Seattle Times political reporter David Postman is reporting from eastern Washington this week, and he’s sending back some great stuff. His most recent post is from Garfield County. (Anti-government types, pay attention: Garfield’s two largest employers are the federal government and the county itself. Go figure.)
Postman interviews some rock-ribbed Republican family farmers, and finds that not everything is going as planned:
These are no longer the energetic Republican backers who in 2000 spent $3,000 of their own money to make a batch of 4-by-8-foot “Save Our Dams” signs that urged people to vote Republican. You won’t see them at a rally this year, or maybe even at the Republican caucus Feb. 9. Where Mary had “a totally intense feeling” about the campaign in 2000, today there is a palpable sense of disillusionment.
In the GOP’s SOP, meaningless fringe issues are used to rile the peons, while the Wall Street faction gets exactly what they want. (Dividend tax cuts! Corporate tax cuts! A farm bill that pays millions to ADM and peanuts to the little guys!)
Meanwhile the Dyes sold off their life insurance policies, reduced their health insurance to a bare minimum, and put their kids on the state’s Basic Health Plan. And they all scrimped. When there was a bit of milk left in the bottom of a glass, it got poured back into the carton for another day. Mary said:
“In large part, there’s something really awful to me about a man who has been farming since 1978, now in his mid-50s, having to struggle like this.”
Mary stayed involved in politics up until mid-2004. She was a Bush supporter and leading the Washington state effort to draft that year’s party platform. Then as her family and friends struggled she no longer wanted to be part of the system that had once energized her.
She quit the campaign and all the party business. She didn’t tell anyone why and everyone was apparently too polite to ask.

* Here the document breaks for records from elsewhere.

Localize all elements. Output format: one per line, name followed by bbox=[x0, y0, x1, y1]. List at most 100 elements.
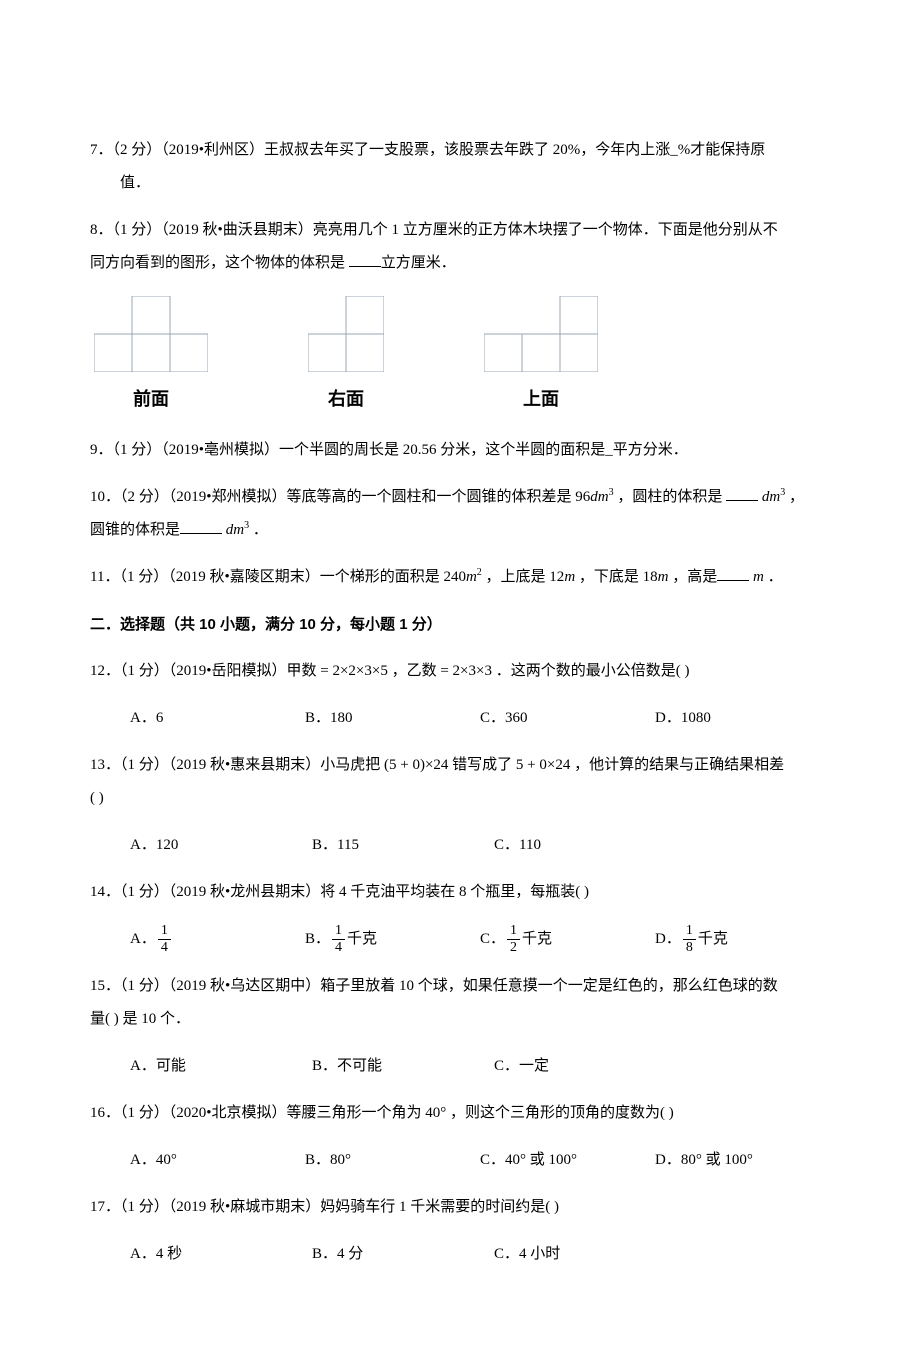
q16-opt-c: C．40° 或 100° bbox=[480, 1144, 655, 1177]
q13-opt-b-text: 115 bbox=[337, 837, 359, 853]
q14-d-num: 1 bbox=[683, 923, 696, 938]
q10-pre: 10．（2 分）（2019•郑州模拟）等底等高的一个圆柱和一个圆锥的体积差是 9… bbox=[90, 489, 590, 505]
q14-d-suffix: 千克 bbox=[698, 931, 728, 947]
q7-line1: 7．（2 分）（2019•利州区）王叔叔去年买了一支股票，该股票去年跌了 20%… bbox=[90, 142, 765, 158]
q10-line2-pre: 圆锥的体积是 bbox=[90, 522, 180, 538]
q13-opt-a-text: 120 bbox=[156, 837, 179, 853]
question-9: 9．（1 分）（2019•亳州模拟）一个半圆的周长是 20.56 分米，这个半圆… bbox=[90, 434, 830, 467]
q16-opt-b: B．80° bbox=[305, 1144, 480, 1177]
q15-opt-a-text: 可能 bbox=[156, 1058, 186, 1074]
q11-pre: 11．（1 分）（2019 秋•嘉陵区期末）一个梯形的面积是 240 bbox=[90, 569, 466, 585]
q17-opt-c-text: 4 小时 bbox=[519, 1246, 560, 1262]
q12-opt-c: C．360 bbox=[480, 702, 655, 735]
q17-text: 17．（1 分）（2019 秋•麻城市期末）妈妈骑车行 1 千米需要的时间约是(… bbox=[90, 1199, 559, 1215]
question-15: 15．（1 分）（2019 秋•乌达区期中）箱子里放着 10 个球，如果任意摸一… bbox=[90, 970, 830, 1036]
q15-opt-b: B．不可能 bbox=[312, 1050, 494, 1083]
q17-opt-b-text: 4 分 bbox=[337, 1246, 363, 1262]
q12-options: A．6 B．180 C．360 D．1080 bbox=[130, 702, 830, 735]
q14-d-den: 8 bbox=[683, 939, 696, 955]
q14-a-num: 1 bbox=[158, 923, 171, 938]
question-13: 13．（1 分）（2019 秋•惠来县期末）小马虎把 (5 + 0)×24 错写… bbox=[90, 749, 830, 815]
q14-text: 14．（1 分）（2019 秋•龙州县期末）将 4 千克油平均装在 8 个瓶里，… bbox=[90, 884, 589, 900]
question-12: 12．（1 分）（2019•岳阳模拟）甲数 = 2×2×3×5 ，乙数 = 2×… bbox=[90, 655, 830, 688]
q12-opt-d: D．1080 bbox=[655, 702, 830, 735]
q16-opt-d-text: 80° 或 100° bbox=[681, 1152, 753, 1168]
question-16: 16．（1 分）（2020•北京模拟）等腰三角形一个角为 40° ，则这个三角形… bbox=[90, 1097, 830, 1130]
q13-opt-c: C．110 bbox=[494, 829, 676, 862]
q13-options: A．120 B．115 C．110 bbox=[130, 829, 830, 862]
question-7: 7．（2 分）（2019•利州区）王叔叔去年买了一支股票，该股票去年跌了 20%… bbox=[90, 134, 830, 200]
q17-opt-a: A．4 秒 bbox=[130, 1238, 312, 1271]
q14-c-den: 2 bbox=[507, 939, 520, 955]
q14-opt-b: B．14千克 bbox=[305, 923, 480, 956]
q8-line2-pre: 同方向看到的图形，这个物体的体积是 bbox=[90, 255, 349, 271]
frac-icon: 14 bbox=[332, 923, 345, 955]
q10-blank2 bbox=[180, 519, 222, 534]
q17-options: A．4 秒 B．4 分 C．4 小时 bbox=[130, 1238, 830, 1271]
view-top-svg bbox=[484, 296, 598, 372]
view-top-label: 上面 bbox=[484, 380, 598, 420]
q14-options: A．14 B．14千克 C．12千克 D．18千克 bbox=[130, 923, 830, 956]
q12-opt-b-text: 180 bbox=[330, 710, 353, 726]
q11-mid3: ，高是 bbox=[669, 569, 718, 585]
q8-line2-post: 立方厘米． bbox=[381, 255, 456, 271]
view-front: 前面 bbox=[94, 296, 208, 420]
q16-opt-a: A．40° bbox=[130, 1144, 305, 1177]
frac-icon: 18 bbox=[683, 923, 696, 955]
q8-views: 前面 右面 上面 bbox=[94, 296, 830, 420]
q15-opt-c: C．一定 bbox=[494, 1050, 676, 1083]
view-right: 右面 bbox=[308, 296, 384, 420]
q14-opt-a: A．14 bbox=[130, 923, 305, 956]
frac-icon: 14 bbox=[158, 923, 171, 955]
q8-line1: 8．（1 分）（2019 秋•曲沃县期末）亮亮用几个 1 立方厘米的正方体木块摆… bbox=[90, 222, 778, 238]
view-top: 上面 bbox=[484, 296, 598, 420]
q8-blank bbox=[349, 252, 381, 267]
q16-opt-c-text: 40° 或 100° bbox=[505, 1152, 577, 1168]
q13-opt-b: B．115 bbox=[312, 829, 494, 862]
question-17: 17．（1 分）（2019 秋•麻城市期末）妈妈骑车行 1 千米需要的时间约是(… bbox=[90, 1191, 830, 1224]
q12-opt-b: B．180 bbox=[305, 702, 480, 735]
q10-mid: ，圆柱的体积是 bbox=[614, 489, 727, 505]
question-8: 8．（1 分）（2019 秋•曲沃县期末）亮亮用几个 1 立方厘米的正方体木块摆… bbox=[90, 214, 830, 280]
q14-c-suffix: 千克 bbox=[522, 931, 552, 947]
q15-opt-c-text: 一定 bbox=[519, 1058, 549, 1074]
q14-opt-d: D．18千克 bbox=[655, 923, 830, 956]
view-right-label: 右面 bbox=[308, 380, 384, 420]
view-front-label: 前面 bbox=[94, 380, 208, 420]
q16-opt-a-text: 40° bbox=[156, 1152, 177, 1168]
q15-options: A．可能 B．不可能 C．一定 bbox=[130, 1050, 830, 1083]
q12-opt-d-text: 1080 bbox=[681, 710, 711, 726]
q11-blank bbox=[717, 566, 749, 581]
q15-line1: 15．（1 分）（2019 秋•乌达区期中）箱子里放着 10 个球，如果任意摸一… bbox=[90, 978, 778, 994]
q15-line2: 量( ) 是 10 个． bbox=[90, 1011, 190, 1027]
q14-opt-c: C．12千克 bbox=[480, 923, 655, 956]
q9-text: 9．（1 分）（2019•亳州模拟）一个半圆的周长是 20.56 分米，这个半圆… bbox=[90, 442, 688, 458]
q15-opt-b-text: 不可能 bbox=[337, 1058, 382, 1074]
q17-opt-b: B．4 分 bbox=[312, 1238, 494, 1271]
section-2-header: 二．选择题（共 10 小题，满分 10 分，每小题 1 分） bbox=[90, 608, 830, 641]
question-14: 14．（1 分）（2019 秋•龙州县期末）将 4 千克油平均装在 8 个瓶里，… bbox=[90, 876, 830, 909]
q11-tail: ． bbox=[764, 569, 783, 585]
q11-mid2: ，下底是 18 bbox=[575, 569, 658, 585]
q13-line2: ( ) bbox=[90, 790, 104, 806]
frac-icon: 12 bbox=[507, 923, 520, 955]
q15-opt-a: A．可能 bbox=[130, 1050, 312, 1083]
q13-line1: 13．（1 分）（2019 秋•惠来县期末）小马虎把 (5 + 0)×24 错写… bbox=[90, 757, 784, 773]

“George Bush has betrayed me personally. … I just definitely thought he understood.”
Software folks have a saying for when something doesn’t work right. They say “it’s a feature, not a bug.” The Bush Administration was always all about screwing the little guy and using the government for the advantage of the powerful. That was the idea all along.
It would be easy to go all “What’s The Matter With Kansas?” on these folks, and to dis them for voting against (what I perceive to be) their economic self interest, but that’s gauche. I can’t expect them to be wooed by an argument of economic populism if the leading Democratic candidates aren’t wooing them with one. It’s as simple as that.